Author
Nigel S B Rawson, Ph.D.
Introduction
A national pharmacare scheme similar to the system used to control pharmaceutical costs in New Zealand has been suggested for Canada. While the New Zealand system has reduced costs, it also restricts access to important medicines. The objective of this analysis is to compare the comprehensiveness of Canadian provincial public drug plan benefit lists with the New Zealand national formulary by examining the listing status of a range of existing and recently approved drugs for a wide variety of disorders.
Methods
Canadian provincial drug benefit listing information obtained from online resources and direct enquiries was compared with New Zealand listings in nine drug classes?anti-infective agents, cardiovascular drugs, gastrointestinal drugs, musculoskeletal agents, nervous system drugs, oral hypoglycemic drugs, respiratory system drugs, and recently approved oncology and rare disorder drugs?current at the end of July 2016. Mortality and hospital discharge data for selected health conditions were also examined.
Results
Of 248 drugs in the analysis, 90% were approved for marketing in Canada compared with only 74% in New Zealand.

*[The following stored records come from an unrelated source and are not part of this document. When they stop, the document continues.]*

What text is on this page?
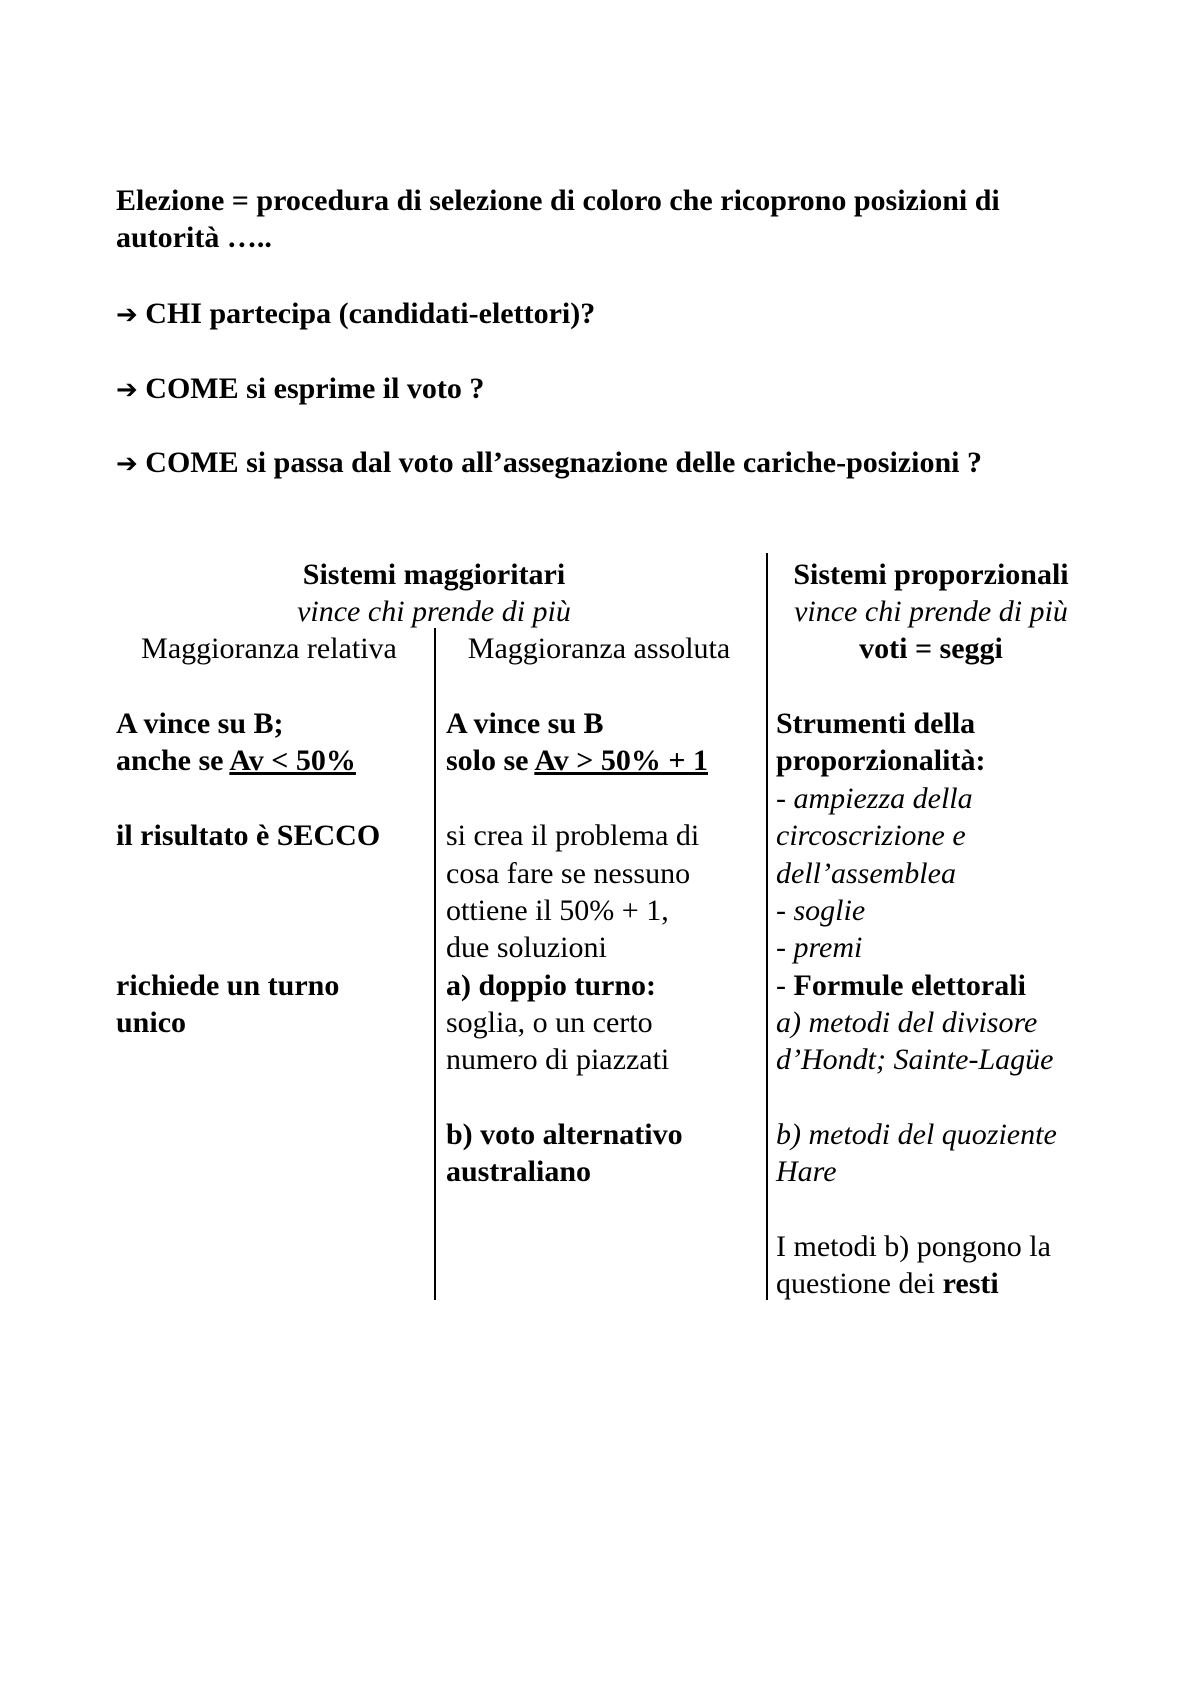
Elezione = procedura di selezione di coloro che ricoprono posizioni di
autorità …..
➔ CHI partecipa (candidati-elettori)?
➔ COME si esprime il voto ?
➔ COME si passa dal voto all’assegnazione delle cariche-posizioni ?
Sistemi maggioritari
vince chi prende di più
Sistemi proporzionali
vince chi prende di più
Maggioranza relativa	Maggioranza assoluta	voti = seggi
A vince su B;
anche se Av < 50%
il risultato è SECCO
richiede un turno
unico
A vince su B
solo se Av > 50% + 1
si crea il problema di
cosa fare se nessuno
ottiene il 50% + 1,
due soluzioni
a) doppio turno:
soglia, o un certo
numero di piazzati
b) voto alternativo
australiano
Strumenti della
proporzionalità:
- ampiezza della
circoscrizione e
dell’assemblea
- soglie
- premi
- Formule elettorali
a) metodi del divisore
d’Hondt; Sainte-Lagüe
b) metodi del quoziente
Hare
I metodi b) pongono la
questione dei resti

The discrepancy in marketing approval between the two countries resulted in the benefit listing rates for anti-retrovirals, angiotensin receptor blockers, statins, proton pump inhibitors, non-steroidal anti-inflammatory drugs and oral hypoglycemic drugs in New Zealand being reasonably high (≥67%), but the number of drugs with benefit listing as a percentage of the total number of drugs in the class being less than 60%. Benefit listing and overall rates for histamine-2 receptor antagonists and recently approved oncology and rare disease drugs were much lower in New Zealand than in Canada. Mortality rates for acute myocardial infarction, cerebrovascular disease, chronic obstructive pulmonary disease, musculoskeletal conditions and peptic ulcer in 2011 were more than 30% higher in New Zealand than in Canada.
Discussion
The results of this analysis demonstrate that several drugs recently approved in Canada are not approved in New Zealand and many drugs approved in New Zealand in the past are no longer available. As a result, fewer products were insured in most drug classes in New Zealand than in many Canadian provinces. In general, Canadian physicians have greater prescribing choice than their New Zealand counterparts to ensure that the most effective and best tolerated product is available for each patient. The adoption of a scheme to control drug costs in Canada that is similar to the New Zealand system would lead to less choice of new effective and safe drugs and the potential for poorer health outcomes. Although a majority of Canadians may favour for the concept of a national pharmacare program, it is likely that they believe such a program would lead to access to more products for more patients, not universal coverage of a limited range of mainly low-cost medicines. Canadians should be careful about what they wish for.